Bisnis.com, JAKARTA — Himpunan Industri Mebel dan Kerajinan Indonesia (Himki) mewanti-wanti pemerintah atas potensi Amerika Serikat (AS) mengenakan tarif 25% terhadap impor produk kayu. Kebijakan tersebut berisko berdampak pada ekspor mebel dan kerajinan dari Indonesia.
Ketua Umum Himki Abdul Sobur mengatakan kebijakan tarif yang diberlakukan Presiden AS Donald Trump akan berdampak signifikan lantaran pangsa pasar ekspor utama Indonesia ke AS selama ini mencapai 53%.
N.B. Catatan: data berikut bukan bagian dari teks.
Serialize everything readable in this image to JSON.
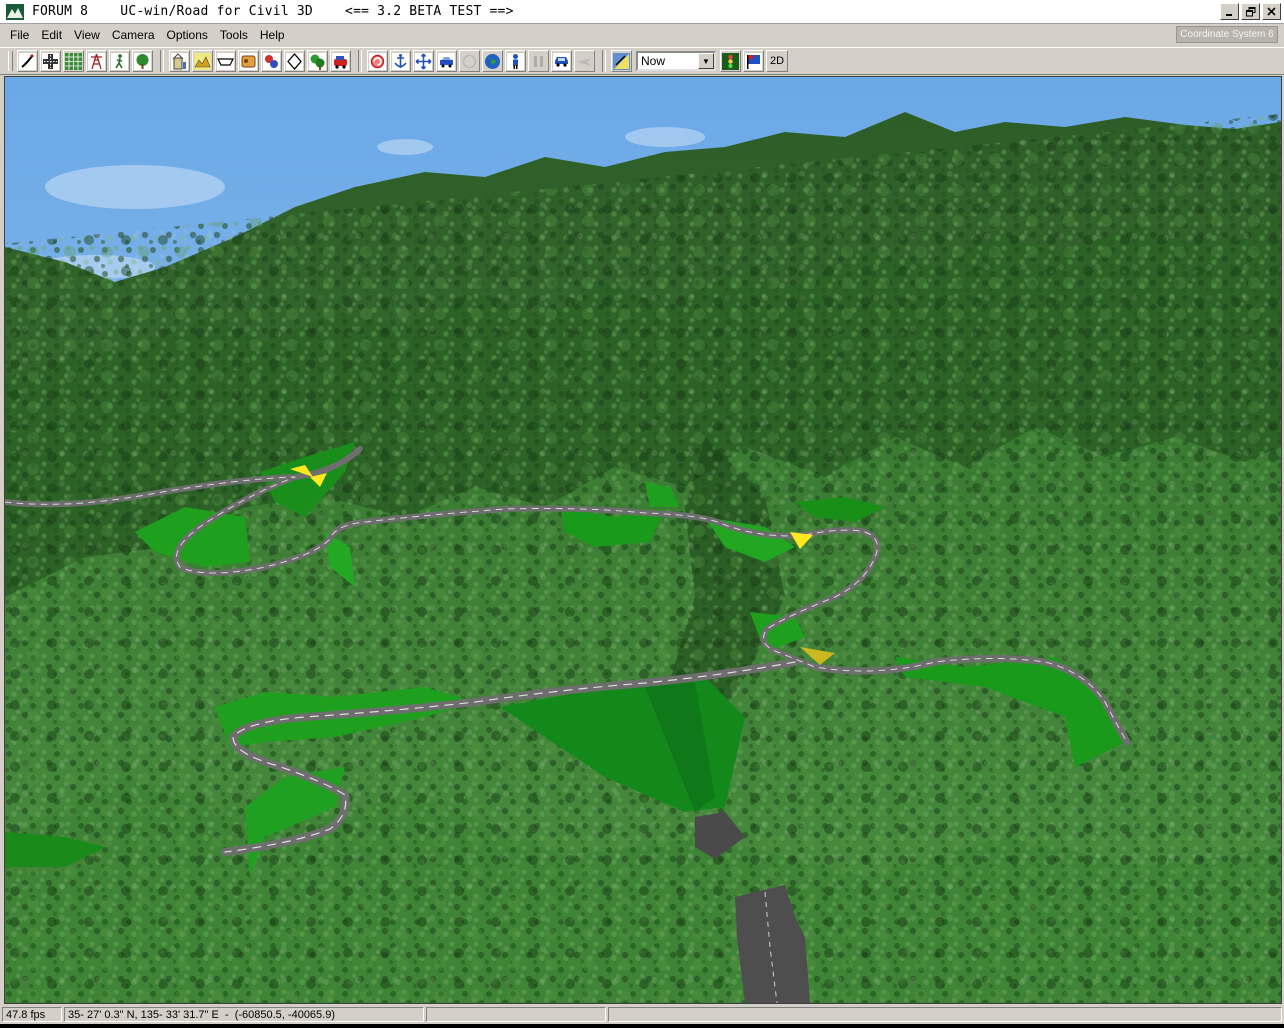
{
  "window": {
    "title": "FORUM 8    UC-win/Road for Civil 3D    <== 3.2 BETA TEST ==>",
    "controls": [
      "minimize",
      "restore",
      "close"
    ]
  },
  "menu": {
    "items": [
      {
        "label": "File"
      },
      {
        "label": "Edit"
      },
      {
        "label": "View"
      },
      {
        "label": "Camera"
      },
      {
        "label": "Options"
      },
      {
        "label": "Tools"
      },
      {
        "label": "Help"
      }
    ]
  },
  "coordinate_system": "Coordinate System 6",
  "toolbar": {
    "time_select": {
      "value": "Now"
    },
    "mode_2d_label": "2D",
    "icons": [
      "road-define-icon",
      "intersection-icon",
      "grid-icon",
      "transmission-tower-icon",
      "pedestrian-icon",
      "tree-icon",
      "building-icon",
      "terrain-edit-icon",
      "cross-section-icon",
      "model-icon",
      "traffic-icon",
      "sign-icon",
      "vegetation-icon",
      "vehicle-icon",
      "camera-rotate-icon",
      "anchor-icon",
      "move-icon",
      "drive-icon",
      "fly-icon",
      "globe-icon",
      "person-icon",
      "pause-icon",
      "car-icon",
      "flight-icon",
      "weather-icon",
      "traffic-light-icon",
      "flag-icon"
    ]
  },
  "status": {
    "fps": "47.8 fps",
    "coordinates": "35- 27' 0.3\" N, 135- 33' 31.7\" E  -  (-60850.5, -40065.9)"
  },
  "colors": {
    "sky": "#7fb3e8",
    "terrain_dark": "#1f4a1c",
    "terrain_mid": "#3c7a32",
    "slope_green": "#1f9a1f",
    "road_gray": "#8c8c8c"
  }
}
“Kalau Amerika benar-benar memberlakukan [tarif impor 25%] di tanggal 2 April kepada barang yang berasal dari Indonesia, khususnya perkayuan, mebel, dan turunannya, ini berarti akan ada kontraksi," kata Sobur dalam konferensi pers Himki, Selasa (25/3/2025).
Sobur menilai kebijakan tarif tinggi tersebut berpotensi menghambat daya saing industri mebel dan kerajinan nasional di pasar AS, yang selama ini merupakan salah satu tujuan ekspor utama Indonesia.
Untuk itu, dia meminta pemerintah Indonesia untuk melakukan tekanan diplomatik yang signifikan kepada AS agar produk mebel dan kerajinan nasional mendapatkan akses bebas tarif ke pasar mereka.
“Bahkan, jika memungkinkan, kita perlu mengupayakan agar produk-produk ini masuk tanpa bea masuk, sebagai bentuk pengakuan ataskerja sama perdagangan yang adil,” ujarnya.
Baca Juga
Dalam hal ini, dia menerangkan kabar pengenaan tarif impor 25% mulai mencuat setelah Perintah Eksekutif yang ditandatangani oleh Presiden Trump pada 1 Maret 2025.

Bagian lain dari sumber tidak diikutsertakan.